Bref, Lorena et Geppo formaient un couple normal pour tout le monde. Le capitaine Raffaele Di Lauro, commandant de la compagnie Portogruaro Carabinieri, le confirme : « Deux personnes avec un casier judiciaire vierge, une famille très normale et très calme. Disons que c’était un événement inattendu ». Le maire Noel Sidran le confirme : “Les voisins disent que c’était une famille tranquille, toute notre communauté souffre.”
Pourtant il y a une trace. Et c’est cela, absurdement, de la jalousie. L’une des petites-filles du couple l’a dit aux détectives. C’est elle qui devait recevoir un appel de son oncle en début d’après-midi : « Viens à Fossalta, j’ai fait une grave erreur. La nièce n’habite pas loin, elle ne sait pas que son oncle va lui trancher la gorge après ce coup de téléphone. Quand il arrive, il y a du sang partout. Appelez le 118. Mais les secours sont désormais inutiles, Lorena étouffée par son mari avec un oreiller, Geppo victime de ses propres mains.

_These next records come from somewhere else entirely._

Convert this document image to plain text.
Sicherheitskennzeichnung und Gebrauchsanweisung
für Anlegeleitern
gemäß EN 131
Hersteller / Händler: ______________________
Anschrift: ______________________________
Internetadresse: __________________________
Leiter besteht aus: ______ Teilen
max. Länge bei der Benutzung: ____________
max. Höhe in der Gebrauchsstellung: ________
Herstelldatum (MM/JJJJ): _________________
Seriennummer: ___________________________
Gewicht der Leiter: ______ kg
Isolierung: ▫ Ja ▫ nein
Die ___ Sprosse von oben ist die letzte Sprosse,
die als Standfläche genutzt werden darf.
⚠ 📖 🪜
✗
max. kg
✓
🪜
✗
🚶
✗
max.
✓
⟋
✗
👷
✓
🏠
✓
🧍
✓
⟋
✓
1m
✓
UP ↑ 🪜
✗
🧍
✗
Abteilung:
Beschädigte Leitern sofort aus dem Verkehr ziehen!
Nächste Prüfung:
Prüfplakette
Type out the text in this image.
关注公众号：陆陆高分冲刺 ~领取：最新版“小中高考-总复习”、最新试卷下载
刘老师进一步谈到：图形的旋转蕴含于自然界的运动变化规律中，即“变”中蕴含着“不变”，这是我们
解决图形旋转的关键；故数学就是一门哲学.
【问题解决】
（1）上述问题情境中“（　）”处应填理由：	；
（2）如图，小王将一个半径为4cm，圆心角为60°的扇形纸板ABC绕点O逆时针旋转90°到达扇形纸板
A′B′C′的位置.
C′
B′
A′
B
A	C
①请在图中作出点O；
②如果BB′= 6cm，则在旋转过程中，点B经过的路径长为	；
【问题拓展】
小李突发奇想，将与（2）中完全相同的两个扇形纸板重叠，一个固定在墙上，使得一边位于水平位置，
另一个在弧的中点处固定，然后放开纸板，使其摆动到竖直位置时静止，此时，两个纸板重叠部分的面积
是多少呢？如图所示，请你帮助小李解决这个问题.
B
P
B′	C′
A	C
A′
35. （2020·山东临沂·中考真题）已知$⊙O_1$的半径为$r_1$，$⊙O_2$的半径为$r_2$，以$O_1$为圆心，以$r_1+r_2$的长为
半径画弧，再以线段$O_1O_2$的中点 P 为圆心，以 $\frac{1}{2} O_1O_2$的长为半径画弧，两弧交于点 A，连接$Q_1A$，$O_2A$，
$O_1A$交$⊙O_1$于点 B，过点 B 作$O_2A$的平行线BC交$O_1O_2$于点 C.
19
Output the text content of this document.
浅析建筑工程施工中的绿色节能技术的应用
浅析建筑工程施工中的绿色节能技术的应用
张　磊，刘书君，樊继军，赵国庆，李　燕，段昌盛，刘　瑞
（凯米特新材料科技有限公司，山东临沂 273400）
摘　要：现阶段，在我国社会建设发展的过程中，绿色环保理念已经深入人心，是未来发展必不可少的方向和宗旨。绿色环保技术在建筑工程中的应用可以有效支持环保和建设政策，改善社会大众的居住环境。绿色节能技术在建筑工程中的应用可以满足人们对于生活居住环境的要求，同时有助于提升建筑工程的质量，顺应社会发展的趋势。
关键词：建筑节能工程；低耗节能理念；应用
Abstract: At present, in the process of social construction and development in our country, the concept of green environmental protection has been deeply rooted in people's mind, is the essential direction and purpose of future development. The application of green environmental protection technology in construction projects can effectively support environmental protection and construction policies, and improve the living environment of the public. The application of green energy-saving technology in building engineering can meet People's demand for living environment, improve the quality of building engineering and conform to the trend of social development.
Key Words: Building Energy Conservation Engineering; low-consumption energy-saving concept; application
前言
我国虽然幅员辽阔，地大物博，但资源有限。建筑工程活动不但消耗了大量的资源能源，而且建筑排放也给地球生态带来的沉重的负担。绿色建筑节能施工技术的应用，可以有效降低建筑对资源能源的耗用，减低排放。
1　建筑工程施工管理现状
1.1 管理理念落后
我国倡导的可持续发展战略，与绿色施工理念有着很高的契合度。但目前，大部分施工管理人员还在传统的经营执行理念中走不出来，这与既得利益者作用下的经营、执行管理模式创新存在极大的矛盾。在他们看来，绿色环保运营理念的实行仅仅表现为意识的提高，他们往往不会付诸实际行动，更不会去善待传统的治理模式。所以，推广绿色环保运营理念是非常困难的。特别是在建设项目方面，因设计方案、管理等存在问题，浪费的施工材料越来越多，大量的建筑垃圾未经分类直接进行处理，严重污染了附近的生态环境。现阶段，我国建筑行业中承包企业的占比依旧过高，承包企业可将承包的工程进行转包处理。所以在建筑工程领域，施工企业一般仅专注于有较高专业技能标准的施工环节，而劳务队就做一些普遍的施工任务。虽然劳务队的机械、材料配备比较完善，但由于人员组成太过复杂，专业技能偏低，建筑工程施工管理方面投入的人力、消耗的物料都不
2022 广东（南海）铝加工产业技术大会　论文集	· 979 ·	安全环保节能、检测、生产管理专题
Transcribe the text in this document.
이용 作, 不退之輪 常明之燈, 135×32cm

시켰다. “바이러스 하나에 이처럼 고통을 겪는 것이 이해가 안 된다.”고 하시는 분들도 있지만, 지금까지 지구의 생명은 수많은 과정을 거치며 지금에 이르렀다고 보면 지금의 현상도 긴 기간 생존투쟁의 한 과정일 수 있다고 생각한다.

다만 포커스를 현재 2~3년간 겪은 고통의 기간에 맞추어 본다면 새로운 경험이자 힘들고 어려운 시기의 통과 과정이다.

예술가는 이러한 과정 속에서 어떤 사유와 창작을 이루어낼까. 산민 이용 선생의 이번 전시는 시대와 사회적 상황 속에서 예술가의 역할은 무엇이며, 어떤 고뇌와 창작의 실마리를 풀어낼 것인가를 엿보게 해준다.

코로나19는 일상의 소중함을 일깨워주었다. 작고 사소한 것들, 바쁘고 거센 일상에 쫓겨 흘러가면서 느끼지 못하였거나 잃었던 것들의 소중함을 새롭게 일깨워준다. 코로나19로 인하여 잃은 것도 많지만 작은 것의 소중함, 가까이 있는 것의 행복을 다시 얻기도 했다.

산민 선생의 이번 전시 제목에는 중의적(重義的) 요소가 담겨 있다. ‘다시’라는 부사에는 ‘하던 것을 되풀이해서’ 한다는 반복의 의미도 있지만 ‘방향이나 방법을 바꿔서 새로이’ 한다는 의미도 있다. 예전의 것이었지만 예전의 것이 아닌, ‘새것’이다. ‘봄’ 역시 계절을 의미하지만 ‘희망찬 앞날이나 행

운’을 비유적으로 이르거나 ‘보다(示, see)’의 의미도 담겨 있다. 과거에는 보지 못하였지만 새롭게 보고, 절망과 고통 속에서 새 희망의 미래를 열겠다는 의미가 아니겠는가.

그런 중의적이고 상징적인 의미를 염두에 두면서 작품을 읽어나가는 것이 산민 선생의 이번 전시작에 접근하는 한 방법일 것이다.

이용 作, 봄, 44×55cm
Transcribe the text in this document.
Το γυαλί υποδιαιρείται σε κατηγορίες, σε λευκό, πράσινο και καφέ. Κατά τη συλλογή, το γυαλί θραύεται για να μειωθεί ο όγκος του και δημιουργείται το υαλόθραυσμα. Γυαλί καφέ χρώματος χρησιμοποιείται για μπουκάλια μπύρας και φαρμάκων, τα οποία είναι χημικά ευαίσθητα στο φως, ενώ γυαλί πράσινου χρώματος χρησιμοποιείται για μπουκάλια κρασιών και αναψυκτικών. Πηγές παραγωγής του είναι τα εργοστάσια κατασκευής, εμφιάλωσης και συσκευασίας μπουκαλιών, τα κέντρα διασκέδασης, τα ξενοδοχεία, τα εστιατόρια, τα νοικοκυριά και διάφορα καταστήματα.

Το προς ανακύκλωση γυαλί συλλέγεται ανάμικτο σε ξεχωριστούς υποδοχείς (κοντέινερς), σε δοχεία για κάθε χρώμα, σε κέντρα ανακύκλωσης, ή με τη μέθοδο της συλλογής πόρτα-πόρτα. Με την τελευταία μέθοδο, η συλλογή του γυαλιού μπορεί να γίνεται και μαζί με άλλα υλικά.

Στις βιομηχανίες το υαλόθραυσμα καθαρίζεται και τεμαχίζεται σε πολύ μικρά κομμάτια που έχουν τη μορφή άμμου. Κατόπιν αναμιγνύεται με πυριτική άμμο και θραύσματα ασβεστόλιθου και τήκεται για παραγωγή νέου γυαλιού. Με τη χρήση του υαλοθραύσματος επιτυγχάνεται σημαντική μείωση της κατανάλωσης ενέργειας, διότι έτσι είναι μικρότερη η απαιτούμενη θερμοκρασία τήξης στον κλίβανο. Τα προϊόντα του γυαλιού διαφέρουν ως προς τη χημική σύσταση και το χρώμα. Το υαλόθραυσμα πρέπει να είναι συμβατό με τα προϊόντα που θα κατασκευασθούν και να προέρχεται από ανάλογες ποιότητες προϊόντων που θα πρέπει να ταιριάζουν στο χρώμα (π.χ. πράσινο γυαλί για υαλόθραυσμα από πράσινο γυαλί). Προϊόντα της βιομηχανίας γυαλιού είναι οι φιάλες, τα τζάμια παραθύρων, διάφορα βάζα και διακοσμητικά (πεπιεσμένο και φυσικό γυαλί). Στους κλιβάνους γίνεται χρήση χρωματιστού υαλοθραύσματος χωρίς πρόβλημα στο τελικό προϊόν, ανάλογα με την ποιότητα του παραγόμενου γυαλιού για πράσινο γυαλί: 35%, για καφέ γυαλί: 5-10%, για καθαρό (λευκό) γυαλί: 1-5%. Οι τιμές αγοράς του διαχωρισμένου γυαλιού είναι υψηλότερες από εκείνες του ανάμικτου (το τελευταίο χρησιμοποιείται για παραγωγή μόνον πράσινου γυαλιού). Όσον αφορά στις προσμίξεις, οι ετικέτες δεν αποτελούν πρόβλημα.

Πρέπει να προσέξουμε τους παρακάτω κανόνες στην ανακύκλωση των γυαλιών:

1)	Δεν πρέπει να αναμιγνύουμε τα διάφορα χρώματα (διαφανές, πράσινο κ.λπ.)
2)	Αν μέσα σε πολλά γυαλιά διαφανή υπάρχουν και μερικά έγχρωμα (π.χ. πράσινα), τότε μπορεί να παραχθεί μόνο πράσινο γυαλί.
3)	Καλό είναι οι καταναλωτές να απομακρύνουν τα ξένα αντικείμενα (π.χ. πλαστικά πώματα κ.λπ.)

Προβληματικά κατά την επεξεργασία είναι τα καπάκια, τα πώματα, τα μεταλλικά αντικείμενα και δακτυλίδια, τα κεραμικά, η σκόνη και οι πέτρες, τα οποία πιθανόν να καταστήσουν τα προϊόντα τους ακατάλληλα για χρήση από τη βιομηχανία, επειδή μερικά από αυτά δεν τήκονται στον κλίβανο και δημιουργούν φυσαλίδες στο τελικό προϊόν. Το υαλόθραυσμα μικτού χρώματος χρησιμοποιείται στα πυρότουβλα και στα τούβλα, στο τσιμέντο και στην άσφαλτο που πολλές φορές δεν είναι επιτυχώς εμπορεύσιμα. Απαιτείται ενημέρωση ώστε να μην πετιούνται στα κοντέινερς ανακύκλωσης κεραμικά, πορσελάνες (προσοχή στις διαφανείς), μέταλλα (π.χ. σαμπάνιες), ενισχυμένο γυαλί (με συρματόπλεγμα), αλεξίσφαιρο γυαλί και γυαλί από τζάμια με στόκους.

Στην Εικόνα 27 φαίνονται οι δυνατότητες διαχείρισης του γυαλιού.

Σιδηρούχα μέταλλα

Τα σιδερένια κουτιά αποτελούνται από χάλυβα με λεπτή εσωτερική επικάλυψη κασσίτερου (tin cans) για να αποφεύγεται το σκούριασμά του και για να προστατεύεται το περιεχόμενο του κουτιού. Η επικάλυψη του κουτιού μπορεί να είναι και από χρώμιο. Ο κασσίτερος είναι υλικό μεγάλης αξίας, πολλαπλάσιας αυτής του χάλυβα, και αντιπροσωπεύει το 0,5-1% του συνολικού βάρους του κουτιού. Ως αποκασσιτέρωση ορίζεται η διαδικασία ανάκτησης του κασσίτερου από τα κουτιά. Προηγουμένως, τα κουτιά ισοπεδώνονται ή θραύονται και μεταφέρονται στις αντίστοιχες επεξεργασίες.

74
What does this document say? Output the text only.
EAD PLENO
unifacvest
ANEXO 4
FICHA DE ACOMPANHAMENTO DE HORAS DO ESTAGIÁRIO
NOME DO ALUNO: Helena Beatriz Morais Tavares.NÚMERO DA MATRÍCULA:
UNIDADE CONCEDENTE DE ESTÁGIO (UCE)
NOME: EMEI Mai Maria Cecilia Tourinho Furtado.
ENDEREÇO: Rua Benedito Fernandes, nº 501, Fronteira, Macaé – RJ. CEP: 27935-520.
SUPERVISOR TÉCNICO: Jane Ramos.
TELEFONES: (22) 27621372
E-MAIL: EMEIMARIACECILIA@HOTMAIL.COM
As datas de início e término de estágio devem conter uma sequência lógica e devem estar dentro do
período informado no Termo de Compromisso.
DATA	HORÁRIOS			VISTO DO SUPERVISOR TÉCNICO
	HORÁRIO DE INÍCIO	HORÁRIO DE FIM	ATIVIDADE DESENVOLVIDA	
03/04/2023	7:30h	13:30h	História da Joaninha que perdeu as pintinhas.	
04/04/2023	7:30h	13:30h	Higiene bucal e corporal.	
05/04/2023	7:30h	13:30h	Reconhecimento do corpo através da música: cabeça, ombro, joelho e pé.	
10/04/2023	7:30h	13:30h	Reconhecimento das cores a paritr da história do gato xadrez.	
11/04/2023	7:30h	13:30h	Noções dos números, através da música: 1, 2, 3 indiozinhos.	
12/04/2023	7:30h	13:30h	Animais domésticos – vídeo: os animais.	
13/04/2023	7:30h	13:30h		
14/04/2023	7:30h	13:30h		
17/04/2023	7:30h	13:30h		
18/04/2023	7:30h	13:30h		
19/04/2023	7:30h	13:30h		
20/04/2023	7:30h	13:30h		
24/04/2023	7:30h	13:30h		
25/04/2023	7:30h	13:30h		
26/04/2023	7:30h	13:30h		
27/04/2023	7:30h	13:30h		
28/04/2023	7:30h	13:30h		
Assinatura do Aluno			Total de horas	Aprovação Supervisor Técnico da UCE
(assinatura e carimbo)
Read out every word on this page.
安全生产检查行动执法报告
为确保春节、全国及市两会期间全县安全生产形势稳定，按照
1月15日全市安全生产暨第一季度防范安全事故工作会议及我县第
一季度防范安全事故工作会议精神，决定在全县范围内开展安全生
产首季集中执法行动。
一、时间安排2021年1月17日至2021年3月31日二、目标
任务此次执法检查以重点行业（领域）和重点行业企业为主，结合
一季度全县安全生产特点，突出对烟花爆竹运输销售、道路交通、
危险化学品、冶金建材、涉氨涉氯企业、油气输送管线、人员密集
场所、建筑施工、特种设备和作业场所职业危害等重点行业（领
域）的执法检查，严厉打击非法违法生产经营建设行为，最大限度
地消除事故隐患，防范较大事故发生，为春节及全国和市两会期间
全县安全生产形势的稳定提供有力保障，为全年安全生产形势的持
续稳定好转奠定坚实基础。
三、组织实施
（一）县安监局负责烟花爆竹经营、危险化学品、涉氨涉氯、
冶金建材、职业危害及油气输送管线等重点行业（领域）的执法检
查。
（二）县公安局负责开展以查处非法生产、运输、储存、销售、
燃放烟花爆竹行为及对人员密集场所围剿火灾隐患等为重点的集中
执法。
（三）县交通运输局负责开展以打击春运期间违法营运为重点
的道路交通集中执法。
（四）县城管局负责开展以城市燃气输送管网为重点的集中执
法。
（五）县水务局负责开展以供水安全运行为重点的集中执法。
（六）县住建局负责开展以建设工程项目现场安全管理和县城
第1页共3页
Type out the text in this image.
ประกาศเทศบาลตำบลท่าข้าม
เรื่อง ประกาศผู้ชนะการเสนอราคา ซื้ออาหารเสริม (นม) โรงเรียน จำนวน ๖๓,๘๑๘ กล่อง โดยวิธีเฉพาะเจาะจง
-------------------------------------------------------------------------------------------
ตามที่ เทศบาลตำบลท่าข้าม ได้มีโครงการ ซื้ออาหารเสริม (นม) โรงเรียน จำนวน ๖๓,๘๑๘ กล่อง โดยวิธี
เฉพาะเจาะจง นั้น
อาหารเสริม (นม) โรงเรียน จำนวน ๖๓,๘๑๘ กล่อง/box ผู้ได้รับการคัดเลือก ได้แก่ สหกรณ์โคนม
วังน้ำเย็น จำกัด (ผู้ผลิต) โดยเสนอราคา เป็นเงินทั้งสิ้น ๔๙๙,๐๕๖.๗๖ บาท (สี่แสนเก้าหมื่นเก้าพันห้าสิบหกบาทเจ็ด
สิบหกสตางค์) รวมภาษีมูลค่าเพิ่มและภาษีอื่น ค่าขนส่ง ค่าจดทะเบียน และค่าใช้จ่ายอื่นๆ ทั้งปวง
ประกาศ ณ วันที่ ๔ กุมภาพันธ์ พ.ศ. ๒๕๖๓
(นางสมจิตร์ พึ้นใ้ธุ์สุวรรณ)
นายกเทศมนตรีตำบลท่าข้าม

La Via Roma est fermée à la circulation. La nouvelle du meurtre-suicide commence à se répandre. Ivan Bosco, qui travaille à la station-service de l’autoroute A4, apprend le drame d’un client et se précipite à Fossalta. “J’ai eu de l’essence, le client m’a dit les noms et j’ai réalisé que c’étaient mes oncles, Giuseppe était le frère de ma mère Carla.” Il y a peu à enquêter pour les détectives. Des investigations sont en cours, des traces sont recherchées sur les téléphones portables, mais il semble qu’il n’y ait qu’une seule raison : un jalousie injustifiée et insensée† Si elle avait le mot, seule Lola pourrait dire comment il était possible d’aller aussi loin.